No one could realize I was sitting next to an 8.0 earthquake about to shake the earth.

Perhaps the most telling thing Eruzione said was, "I think out on the ice, I’m a smart hockey player. I’m not going to take the puck from one end of the ice to another. Still, I’ll score my share of goals."

Mike Eruzione then had muscled arms, the better to push off defenders trying to cut off his rushes to the net. He said he ran up big phone bills talking to relatives in Massachusetts. He painted houses in the offseason. His father was both maintenance mechanic and bartender. The Eruziones understood hard work.

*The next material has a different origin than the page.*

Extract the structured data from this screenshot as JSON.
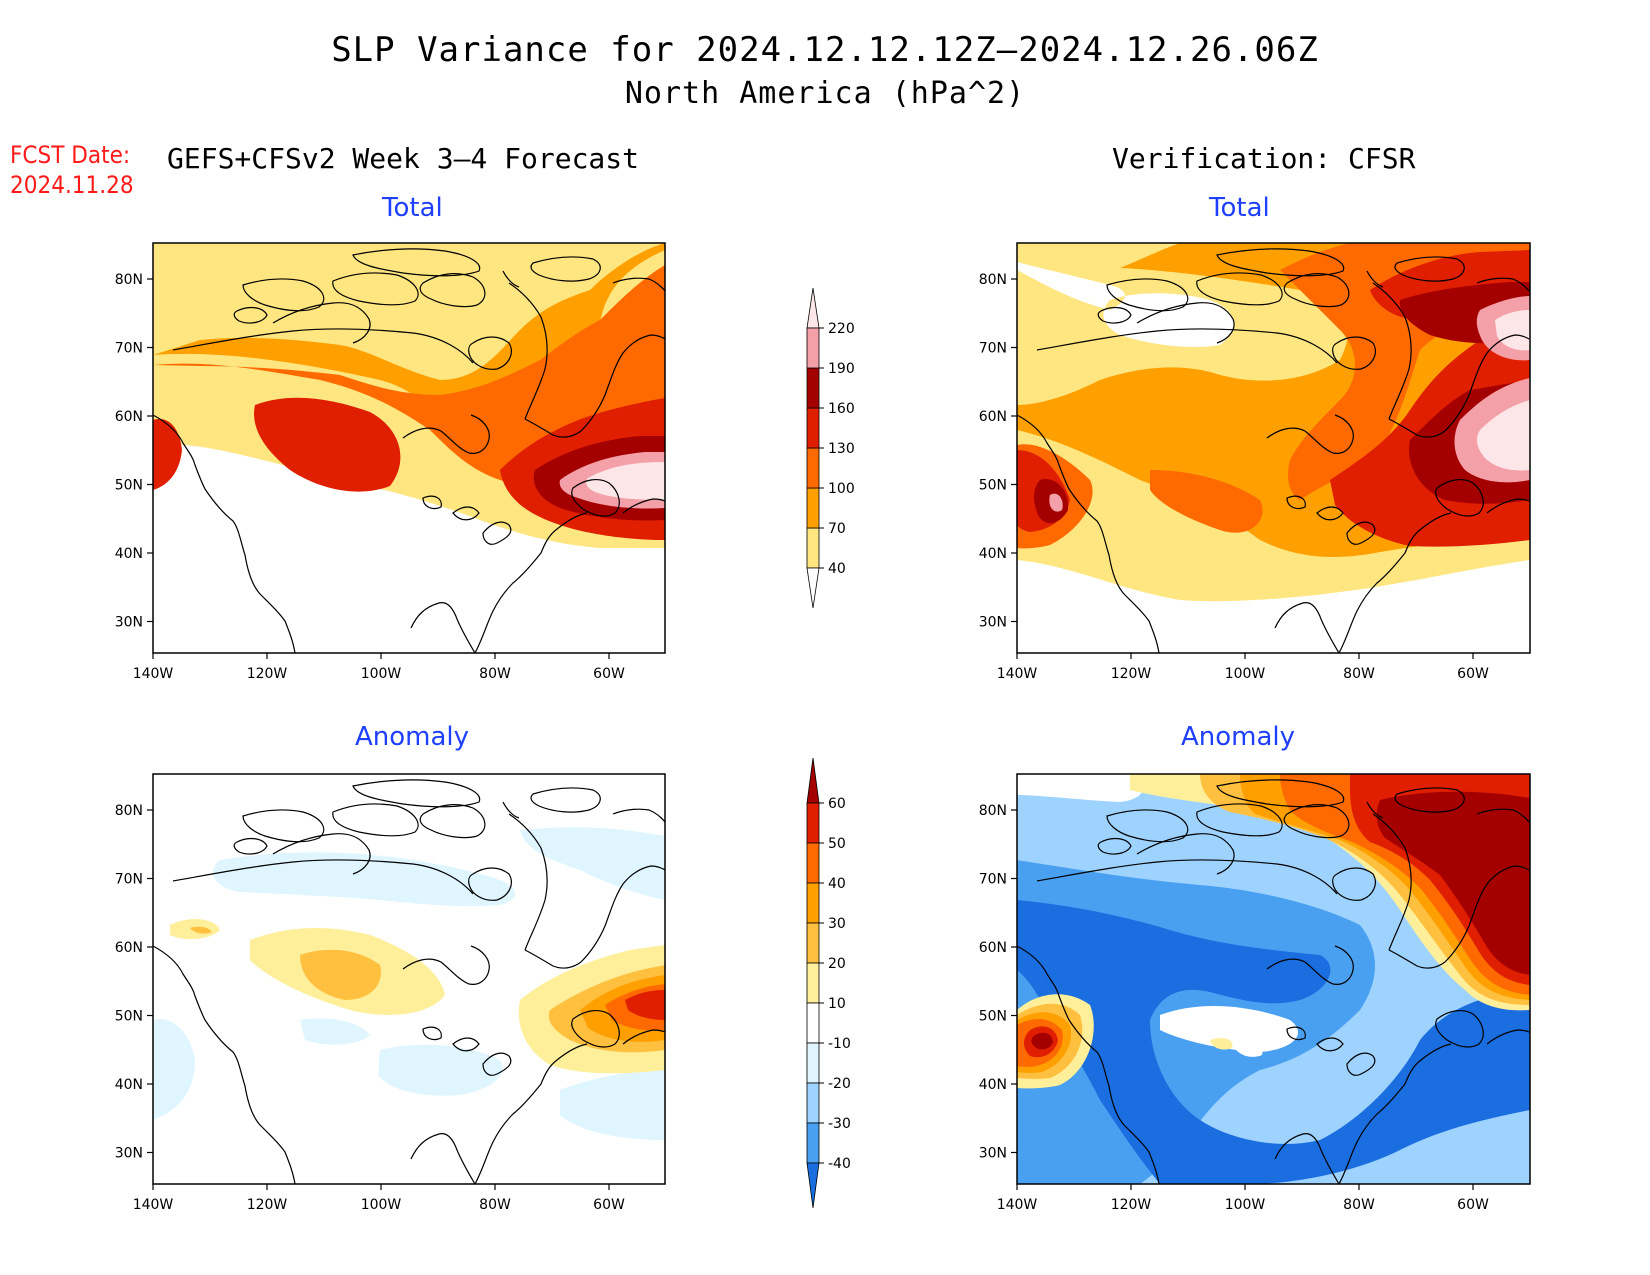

He laughed slightly when mentioning teammates thought he was a guy who was just "high on life," making the comment before it became a cliche.

And then he scored the goal and has been high on life ever since, it seems.

Still the man

Eruzione’s renown and identification with the goal and the hockey team have lasted.

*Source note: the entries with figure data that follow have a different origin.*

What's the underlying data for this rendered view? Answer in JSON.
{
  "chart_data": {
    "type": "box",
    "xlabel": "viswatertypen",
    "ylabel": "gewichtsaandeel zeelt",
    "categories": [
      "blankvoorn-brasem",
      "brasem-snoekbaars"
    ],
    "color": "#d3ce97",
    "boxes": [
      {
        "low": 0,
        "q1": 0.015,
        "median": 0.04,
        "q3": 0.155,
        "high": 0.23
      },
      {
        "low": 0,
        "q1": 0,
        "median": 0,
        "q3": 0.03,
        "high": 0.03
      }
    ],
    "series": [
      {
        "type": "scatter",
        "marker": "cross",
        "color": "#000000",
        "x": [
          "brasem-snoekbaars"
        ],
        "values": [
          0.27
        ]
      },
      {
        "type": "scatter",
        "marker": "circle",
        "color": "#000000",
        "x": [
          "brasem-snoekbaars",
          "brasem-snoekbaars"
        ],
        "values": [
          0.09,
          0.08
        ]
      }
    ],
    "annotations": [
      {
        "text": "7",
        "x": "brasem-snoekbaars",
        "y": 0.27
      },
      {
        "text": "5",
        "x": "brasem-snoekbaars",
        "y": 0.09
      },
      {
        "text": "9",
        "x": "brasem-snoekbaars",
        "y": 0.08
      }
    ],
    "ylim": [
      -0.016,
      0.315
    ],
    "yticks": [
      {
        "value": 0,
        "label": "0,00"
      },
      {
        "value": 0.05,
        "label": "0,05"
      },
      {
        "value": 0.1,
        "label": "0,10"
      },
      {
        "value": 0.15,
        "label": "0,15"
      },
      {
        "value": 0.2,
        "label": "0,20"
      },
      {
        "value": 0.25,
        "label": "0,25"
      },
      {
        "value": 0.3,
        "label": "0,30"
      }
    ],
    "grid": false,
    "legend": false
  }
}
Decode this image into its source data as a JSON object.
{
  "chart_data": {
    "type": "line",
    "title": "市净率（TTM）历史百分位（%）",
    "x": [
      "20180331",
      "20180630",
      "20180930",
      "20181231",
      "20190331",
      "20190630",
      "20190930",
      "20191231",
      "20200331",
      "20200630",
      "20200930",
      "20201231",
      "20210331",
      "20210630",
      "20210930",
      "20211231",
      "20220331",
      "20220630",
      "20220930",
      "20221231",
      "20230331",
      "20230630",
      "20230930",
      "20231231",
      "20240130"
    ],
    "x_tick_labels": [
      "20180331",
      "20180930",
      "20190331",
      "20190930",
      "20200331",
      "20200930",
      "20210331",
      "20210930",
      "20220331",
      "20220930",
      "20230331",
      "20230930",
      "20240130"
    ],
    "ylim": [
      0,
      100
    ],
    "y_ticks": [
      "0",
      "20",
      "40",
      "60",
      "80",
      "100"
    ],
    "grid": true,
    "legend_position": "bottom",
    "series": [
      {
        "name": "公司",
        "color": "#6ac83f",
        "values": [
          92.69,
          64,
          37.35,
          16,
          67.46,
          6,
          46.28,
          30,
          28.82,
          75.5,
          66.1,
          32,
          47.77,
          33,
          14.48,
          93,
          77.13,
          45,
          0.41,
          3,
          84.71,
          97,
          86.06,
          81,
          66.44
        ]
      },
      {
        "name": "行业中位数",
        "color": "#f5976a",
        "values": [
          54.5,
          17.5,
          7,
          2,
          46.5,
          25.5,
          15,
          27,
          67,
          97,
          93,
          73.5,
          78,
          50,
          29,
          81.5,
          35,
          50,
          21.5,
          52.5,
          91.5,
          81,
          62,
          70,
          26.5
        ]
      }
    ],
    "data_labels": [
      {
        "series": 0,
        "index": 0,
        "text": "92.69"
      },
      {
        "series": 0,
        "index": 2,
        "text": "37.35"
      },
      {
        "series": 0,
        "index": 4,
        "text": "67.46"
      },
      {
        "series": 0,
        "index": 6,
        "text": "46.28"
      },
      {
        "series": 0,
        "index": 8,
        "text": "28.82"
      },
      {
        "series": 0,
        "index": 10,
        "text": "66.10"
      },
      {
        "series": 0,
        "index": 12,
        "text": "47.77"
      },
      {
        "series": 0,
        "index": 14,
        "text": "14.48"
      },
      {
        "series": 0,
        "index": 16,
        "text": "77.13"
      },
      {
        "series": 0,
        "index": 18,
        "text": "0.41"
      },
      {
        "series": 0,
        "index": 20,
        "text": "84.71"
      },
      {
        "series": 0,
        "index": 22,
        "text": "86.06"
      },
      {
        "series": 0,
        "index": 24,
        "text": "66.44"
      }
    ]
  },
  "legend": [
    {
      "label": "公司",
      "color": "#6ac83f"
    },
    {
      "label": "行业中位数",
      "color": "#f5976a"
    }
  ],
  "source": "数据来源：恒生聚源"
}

Some actors have played him in movies. He has been an active fundraiser for his alma mater, Boston University, was an assistant coach for the BU hockey team for three years, and he delivers motivational speeches. There is a Mike Eruzione website explaining how he can be hired by a corporation for $20,000 or $30,000 per talk.

I have rendezvoused in conversation with Eruzione, every 10 years or so. He is always upbeat, sounds much like the same guy from college days, is very much aware of his place in American Olympic history, but is neither boastful nor brash about it. 

He has said, "The 1980 Olympics, it is not the most important part of my life." Eruzione means it does not measure up to family. "It hasn’t changed me. It has given me the opportunity to do so many things."

Unlike the movie "It’s a Wonderful Life," which is fiction, Mike Eruzione has lived a wonderful life. There is no mystery about that contained in his book.

"My kids read it and liked it," Eruzione said in our recent talk. He knows the hockey team touched millions of Americans with its spirit and triumph. "It was a great event for a lot of people."

Of course, he remains proud of being part of the magic and is someone who very much contributed to making magic.

"How can you not be?" Eruzione said.